Dans sa première période créatrice, et donc sous l’emprise de Rimbaud, Matthias Pinstscher invoque volontiers la « force poétique ». Cette force, il la fragmente volontiers, comme celle du texte de Mallarmé dans Hérodiade-Fragmente (1999), dont les béances dues au montage textuel sont rendues plus perceptible par les silences qui en spérarent les cinq sections. Traitée comme un monodrame, cette « scène dramatique » pour soprano et orchestre semble presque, dans certaines sections à l’expressionnisme exacerbé, renvoyer au Schoenberg d’Erwartung.
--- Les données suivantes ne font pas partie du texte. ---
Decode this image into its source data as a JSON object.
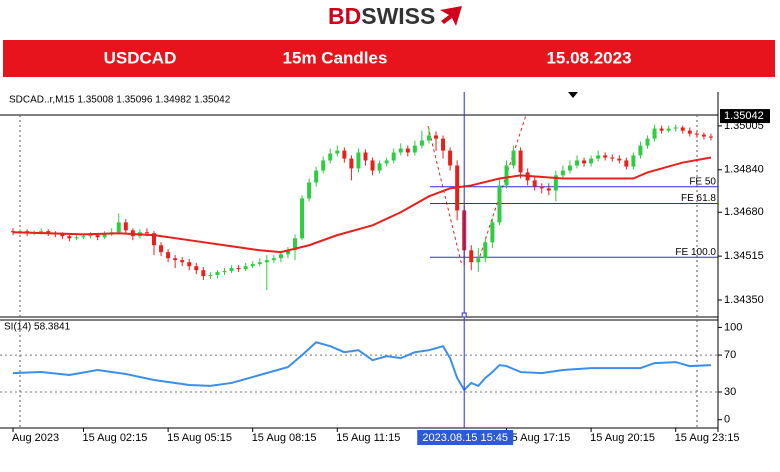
{
  "header": {
    "logo_part1": "BD",
    "logo_part2": "SWISS",
    "symbol": "USDCAD",
    "timeframe": "15m Candles",
    "date": "15.08.2023"
  },
  "chart_data": [
    {
      "type": "candlestick",
      "info": "SDCAD..r,M15  1.35008 1.35096 1.34982 1.35042",
      "up_color": "#2ecc40",
      "down_color": "#e8201c",
      "open": [
        1.34609,
        1.34605,
        1.34609,
        1.34601,
        1.34605,
        1.34609,
        1.34601,
        1.34597,
        1.3459,
        1.34582,
        1.34586,
        1.3459,
        1.34594,
        1.34586,
        1.34597,
        1.34605,
        1.34642,
        1.34612,
        1.3459,
        1.34605,
        1.34601,
        1.34556,
        1.3453,
        1.34507,
        1.345,
        1.34492,
        1.34477,
        1.34462,
        1.3444,
        1.34444,
        1.34455,
        1.34459,
        1.3447,
        1.34466,
        1.34477,
        1.34485,
        1.34492,
        1.345,
        1.34507,
        1.34522,
        1.34537,
        1.34582,
        1.34732,
        1.34792,
        1.34837,
        1.34875,
        1.34901,
        1.34912,
        1.34882,
        1.34845,
        1.34905,
        1.34875,
        1.34837,
        1.34864,
        1.34875,
        1.34905,
        1.3492,
        1.34905,
        1.34931,
        1.3495,
        1.34969,
        1.34957,
        1.34912,
        1.34856,
        1.34687,
        1.34537,
        1.34492,
        1.34507,
        1.34567,
        1.34642,
        1.34781,
        1.34856,
        1.34912,
        1.3483,
        1.348,
        1.34777,
        1.3477,
        1.34762,
        1.34819,
        1.34837,
        1.34856,
        1.34875,
        1.34864,
        1.34882,
        1.34894,
        1.34886,
        1.34882,
        1.34875,
        1.34852,
        1.34894,
        1.34931,
        1.34957,
        1.34995,
        1.34987,
        1.34995,
        1.34999,
        1.34987,
        1.34976,
        1.34972,
        1.34965
      ],
      "high": [
        1.3462,
        1.34616,
        1.34616,
        1.34612,
        1.3462,
        1.34616,
        1.34609,
        1.34605,
        1.34597,
        1.34594,
        1.34601,
        1.34605,
        1.34601,
        1.34609,
        1.3462,
        1.34676,
        1.34654,
        1.3462,
        1.34616,
        1.3462,
        1.34609,
        1.34567,
        1.34541,
        1.34519,
        1.34511,
        1.34504,
        1.34489,
        1.34474,
        1.34455,
        1.34462,
        1.3447,
        1.34481,
        1.34481,
        1.34489,
        1.34496,
        1.34507,
        1.34519,
        1.34519,
        1.34534,
        1.34549,
        1.34597,
        1.34744,
        1.34807,
        1.34852,
        1.3489,
        1.3492,
        1.34931,
        1.34924,
        1.34894,
        1.3492,
        1.34916,
        1.34886,
        1.34875,
        1.34886,
        1.3492,
        1.34939,
        1.34931,
        1.3495,
        1.34987,
        1.34999,
        1.34984,
        1.34969,
        1.34924,
        1.34875,
        1.34706,
        1.34556,
        1.34545,
        1.34582,
        1.34657,
        1.34807,
        1.34875,
        1.34931,
        1.34924,
        1.34845,
        1.34815,
        1.34789,
        1.34789,
        1.34837,
        1.34856,
        1.34875,
        1.34894,
        1.34886,
        1.34894,
        1.34912,
        1.34905,
        1.34897,
        1.34894,
        1.34886,
        1.34905,
        1.34946,
        1.34969,
        1.3501,
        1.35006,
        1.35006,
        1.3501,
        1.35006,
        1.34999,
        1.34984,
        1.3498,
        1.34976
      ],
      "low": [
        1.34594,
        1.34597,
        1.3459,
        1.34594,
        1.34597,
        1.3459,
        1.34586,
        1.34579,
        1.34571,
        1.34575,
        1.34579,
        1.34582,
        1.34575,
        1.34579,
        1.3459,
        1.34597,
        1.34601,
        1.34575,
        1.34582,
        1.3459,
        1.34519,
        1.34515,
        1.34492,
        1.3447,
        1.34477,
        1.34462,
        1.34447,
        1.34425,
        1.34429,
        1.34432,
        1.34444,
        1.34451,
        1.34455,
        1.34459,
        1.3447,
        1.34477,
        1.34387,
        1.34489,
        1.34492,
        1.34507,
        1.345,
        1.34575,
        1.34721,
        1.34777,
        1.34826,
        1.34864,
        1.3489,
        1.34867,
        1.348,
        1.3483,
        1.34856,
        1.34819,
        1.34826,
        1.34852,
        1.34864,
        1.34894,
        1.3489,
        1.34894,
        1.3492,
        1.34939,
        1.34912,
        1.34882,
        1.34837,
        1.3465,
        1.34481,
        1.34462,
        1.34455,
        1.34492,
        1.34545,
        1.34631,
        1.3477,
        1.34845,
        1.34807,
        1.34781,
        1.34762,
        1.34751,
        1.34744,
        1.34721,
        1.34807,
        1.34826,
        1.34845,
        1.34852,
        1.34852,
        1.34871,
        1.34875,
        1.34871,
        1.34864,
        1.34841,
        1.34841,
        1.34882,
        1.3492,
        1.34946,
        1.34976,
        1.3498,
        1.34984,
        1.34976,
        1.34965,
        1.34961,
        1.34954,
        1.3495
      ],
      "close": [
        1.34605,
        1.34609,
        1.34601,
        1.34605,
        1.34609,
        1.34601,
        1.34597,
        1.3459,
        1.34582,
        1.34586,
        1.3459,
        1.34594,
        1.34586,
        1.34597,
        1.34605,
        1.34642,
        1.34612,
        1.3459,
        1.34605,
        1.34601,
        1.34556,
        1.3453,
        1.34507,
        1.345,
        1.34492,
        1.34477,
        1.34462,
        1.3444,
        1.34444,
        1.34455,
        1.34459,
        1.3447,
        1.34466,
        1.34477,
        1.34485,
        1.34492,
        1.345,
        1.34507,
        1.34522,
        1.34537,
        1.34582,
        1.34732,
        1.34792,
        1.34837,
        1.34875,
        1.34901,
        1.34912,
        1.34882,
        1.34845,
        1.34905,
        1.34875,
        1.34837,
        1.34864,
        1.34875,
        1.34905,
        1.3492,
        1.34905,
        1.34931,
        1.3495,
        1.34969,
        1.34957,
        1.34912,
        1.34856,
        1.34687,
        1.34537,
        1.34492,
        1.34507,
        1.34567,
        1.34642,
        1.34781,
        1.34856,
        1.34912,
        1.3483,
        1.348,
        1.34777,
        1.3477,
        1.34762,
        1.34819,
        1.34837,
        1.34856,
        1.34875,
        1.34864,
        1.34882,
        1.34894,
        1.34886,
        1.34882,
        1.34875,
        1.34852,
        1.34894,
        1.34931,
        1.34957,
        1.34995,
        1.34987,
        1.34995,
        1.34999,
        1.34987,
        1.34976,
        1.34972,
        1.34965,
        1.34961
      ],
      "ma": {
        "color": "#e8201c",
        "x": [
          0,
          5,
          10,
          15,
          20,
          25,
          30,
          35,
          38,
          42,
          46,
          51,
          55,
          59,
          62,
          65,
          69,
          72,
          78,
          83,
          88,
          90,
          95,
          99
        ],
        "values": [
          1.34605,
          1.34601,
          1.34597,
          1.34601,
          1.34594,
          1.34575,
          1.34556,
          1.34537,
          1.3453,
          1.34556,
          1.34594,
          1.34631,
          1.3468,
          1.3474,
          1.3477,
          1.34781,
          1.34807,
          1.34819,
          1.34807,
          1.34807,
          1.34807,
          1.3483,
          1.34867,
          1.34886
        ]
      },
      "levels": [
        {
          "label": "FE 50",
          "value": 1.34776
        },
        {
          "label": "FE 61.8",
          "value": 1.34713
        },
        {
          "label": "FE 100.0",
          "value": 1.34511
        }
      ],
      "level_color": "#2b2bdc",
      "current_price": 1.35042,
      "ylim": [
        1.34286,
        1.35046
      ],
      "yticks": [
        1.35005,
        {
          "value": 1.3484,
          "label": "1.34840"
        },
        {
          "value": 1.3468,
          "label": "1.34680"
        },
        1.34515,
        {
          "value": 1.3435,
          "label": "1.34350"
        }
      ],
      "xticks": [
        {
          "value": 0,
          "label": "Aug 2023"
        },
        {
          "value": 10,
          "label": "15 Aug 02:15"
        },
        {
          "value": 22,
          "label": "15 Aug 05:15"
        },
        {
          "value": 34,
          "label": "15 Aug 08:15"
        },
        {
          "value": 46,
          "label": "15 Aug 11:15"
        },
        {
          "value": 70,
          "label": "15 Aug 17:15"
        },
        {
          "value": 82,
          "label": "15 Aug 20:15"
        },
        {
          "value": 94,
          "label": "15 Aug 23:15"
        }
      ],
      "crosshair": {
        "x": 64,
        "label": "2023.08.15 15:45"
      }
    },
    {
      "type": "line",
      "label": "SI(14) 58.3841",
      "color": "#3b8fe8",
      "x": [
        0,
        4,
        8,
        12,
        16,
        20,
        25,
        28,
        31,
        35,
        39,
        41,
        43,
        45,
        47,
        49,
        51,
        53,
        55,
        57,
        59,
        61,
        62,
        63,
        64,
        65,
        66,
        67,
        68,
        69,
        70,
        72,
        75,
        78,
        82,
        86,
        89,
        91,
        94,
        96,
        99
      ],
      "values": [
        50.5,
        51.6,
        48.4,
        53.8,
        49.5,
        43.0,
        37.6,
        36.6,
        39.8,
        48.4,
        57.0,
        69.9,
        83.9,
        79.6,
        73.1,
        75.3,
        64.5,
        68.8,
        66.7,
        73.1,
        75.3,
        79.6,
        66.7,
        45.2,
        32.3,
        39.8,
        36.6,
        45.2,
        51.6,
        59.1,
        58.1,
        51.6,
        50.5,
        53.8,
        55.9,
        55.9,
        55.9,
        61.3,
        62.4,
        58.1,
        59.1
      ],
      "ylim": [
        -9,
        108
      ],
      "yticks": [
        100,
        70,
        30,
        0
      ],
      "levels": [
        70,
        30
      ]
    }
  ]
}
Composé d’après la pièce éponyme de Hans Henny Jahnn, Thomas Chatterton (1994-1998) est une œuvre sans doute plus littéralement opératique que ne le sera L’Espace dernier, en dépit de l’apparente hésitation du compositeur entre une forme pleinement lyrique et un théâtre musical plus composite incluant un bref monodrame et un « tableau » empruntant une nouvelle fois à Rimbaud.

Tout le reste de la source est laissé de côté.